Mohammed Khalid is a graduating senior at the University of Maryland Baltimore County (UMBC) majoring in Information Systems. He is also a UMBC McNair Scholar. His story revolves around what mentoring means to him, and how his journey from being the youngest convicted of terrorism in the United States, to now researching “how to help others see through the lure of extremism.”
During his time in high school, Khalid did not do too well socially. He found himself feeling like an outcast because of his name, and who he was. He had a hard time interacting with his peers and instead found himself being entangled with a YouTube community who shared in his faith, which put him on the path to be arrested in 2011 at 17-years-old. While he was in prison, he encountered prison officials who showed him kindness and empathy. Since his release in 2015, Khalid has developed a passion for helping young people not fall into the trap of extremism like he did.

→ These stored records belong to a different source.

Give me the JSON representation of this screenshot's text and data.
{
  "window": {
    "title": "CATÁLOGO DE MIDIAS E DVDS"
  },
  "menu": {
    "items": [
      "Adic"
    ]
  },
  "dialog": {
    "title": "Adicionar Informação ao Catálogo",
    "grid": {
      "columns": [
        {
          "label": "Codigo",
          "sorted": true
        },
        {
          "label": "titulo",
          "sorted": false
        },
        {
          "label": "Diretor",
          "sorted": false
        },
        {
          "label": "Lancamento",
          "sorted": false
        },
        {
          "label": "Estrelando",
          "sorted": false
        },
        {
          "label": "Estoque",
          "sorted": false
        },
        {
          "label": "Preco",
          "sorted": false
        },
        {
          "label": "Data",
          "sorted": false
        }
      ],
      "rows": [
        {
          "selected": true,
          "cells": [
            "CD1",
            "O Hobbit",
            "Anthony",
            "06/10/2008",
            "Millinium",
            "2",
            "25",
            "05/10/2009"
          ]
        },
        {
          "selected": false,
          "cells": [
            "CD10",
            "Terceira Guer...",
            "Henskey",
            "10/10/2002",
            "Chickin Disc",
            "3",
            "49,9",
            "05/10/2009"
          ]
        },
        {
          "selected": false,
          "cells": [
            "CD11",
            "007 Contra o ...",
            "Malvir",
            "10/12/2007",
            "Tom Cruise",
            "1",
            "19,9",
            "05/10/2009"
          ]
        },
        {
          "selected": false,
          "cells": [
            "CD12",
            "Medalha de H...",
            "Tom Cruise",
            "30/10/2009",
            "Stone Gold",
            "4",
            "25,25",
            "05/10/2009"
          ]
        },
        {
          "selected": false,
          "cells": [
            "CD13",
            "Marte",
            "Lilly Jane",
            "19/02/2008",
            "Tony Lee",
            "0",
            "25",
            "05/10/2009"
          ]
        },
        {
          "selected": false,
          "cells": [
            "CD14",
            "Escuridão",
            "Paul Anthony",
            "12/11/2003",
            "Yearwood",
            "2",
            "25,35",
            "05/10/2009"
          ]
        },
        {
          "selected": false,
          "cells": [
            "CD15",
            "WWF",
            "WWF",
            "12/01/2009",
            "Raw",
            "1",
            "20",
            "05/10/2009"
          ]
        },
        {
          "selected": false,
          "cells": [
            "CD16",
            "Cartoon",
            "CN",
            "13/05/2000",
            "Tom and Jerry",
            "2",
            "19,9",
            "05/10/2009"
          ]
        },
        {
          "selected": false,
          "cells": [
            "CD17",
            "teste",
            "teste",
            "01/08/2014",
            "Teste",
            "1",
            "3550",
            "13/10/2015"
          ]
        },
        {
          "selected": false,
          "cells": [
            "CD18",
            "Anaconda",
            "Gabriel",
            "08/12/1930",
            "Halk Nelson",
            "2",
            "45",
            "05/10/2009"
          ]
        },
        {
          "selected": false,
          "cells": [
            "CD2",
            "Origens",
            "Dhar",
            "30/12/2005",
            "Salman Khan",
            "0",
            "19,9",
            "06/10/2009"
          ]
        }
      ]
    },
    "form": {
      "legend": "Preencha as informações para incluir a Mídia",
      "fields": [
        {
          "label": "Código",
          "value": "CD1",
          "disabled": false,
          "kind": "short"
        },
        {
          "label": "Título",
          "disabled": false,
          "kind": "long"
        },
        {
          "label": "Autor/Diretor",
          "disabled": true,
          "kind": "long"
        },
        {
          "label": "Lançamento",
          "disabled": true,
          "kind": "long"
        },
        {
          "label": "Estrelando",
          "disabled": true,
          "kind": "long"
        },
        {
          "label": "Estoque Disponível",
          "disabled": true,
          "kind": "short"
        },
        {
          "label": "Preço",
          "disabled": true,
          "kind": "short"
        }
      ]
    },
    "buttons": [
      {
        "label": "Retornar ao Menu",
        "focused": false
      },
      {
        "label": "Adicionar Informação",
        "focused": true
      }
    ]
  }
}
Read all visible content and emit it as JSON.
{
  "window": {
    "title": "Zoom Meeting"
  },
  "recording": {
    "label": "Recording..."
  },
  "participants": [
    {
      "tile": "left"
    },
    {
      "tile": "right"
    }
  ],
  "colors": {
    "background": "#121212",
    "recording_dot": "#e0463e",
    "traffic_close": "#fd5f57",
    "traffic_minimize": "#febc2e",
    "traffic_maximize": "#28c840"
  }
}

Now a graduating senior, Khalid has not only surrounded himself with mentors and advisors at UMBC, but has also mentored students within the McNair community. He has achieved many accomplishments, such as giving a presentation at TEDxJHU, and receiving a scholarship from the Mid-Eastern Association of Educational Opportunity Program Personnel (MAEOPP), an association that brings together individuals who have an interest in and advocate for underrepresented individuals. Khalid believes in and values community, mentorship, and empathy. Furthermore, being a McNair Scholar at UMBC has played an important role in how he uses these characteristics to help young people value who they are and not fall into extremism.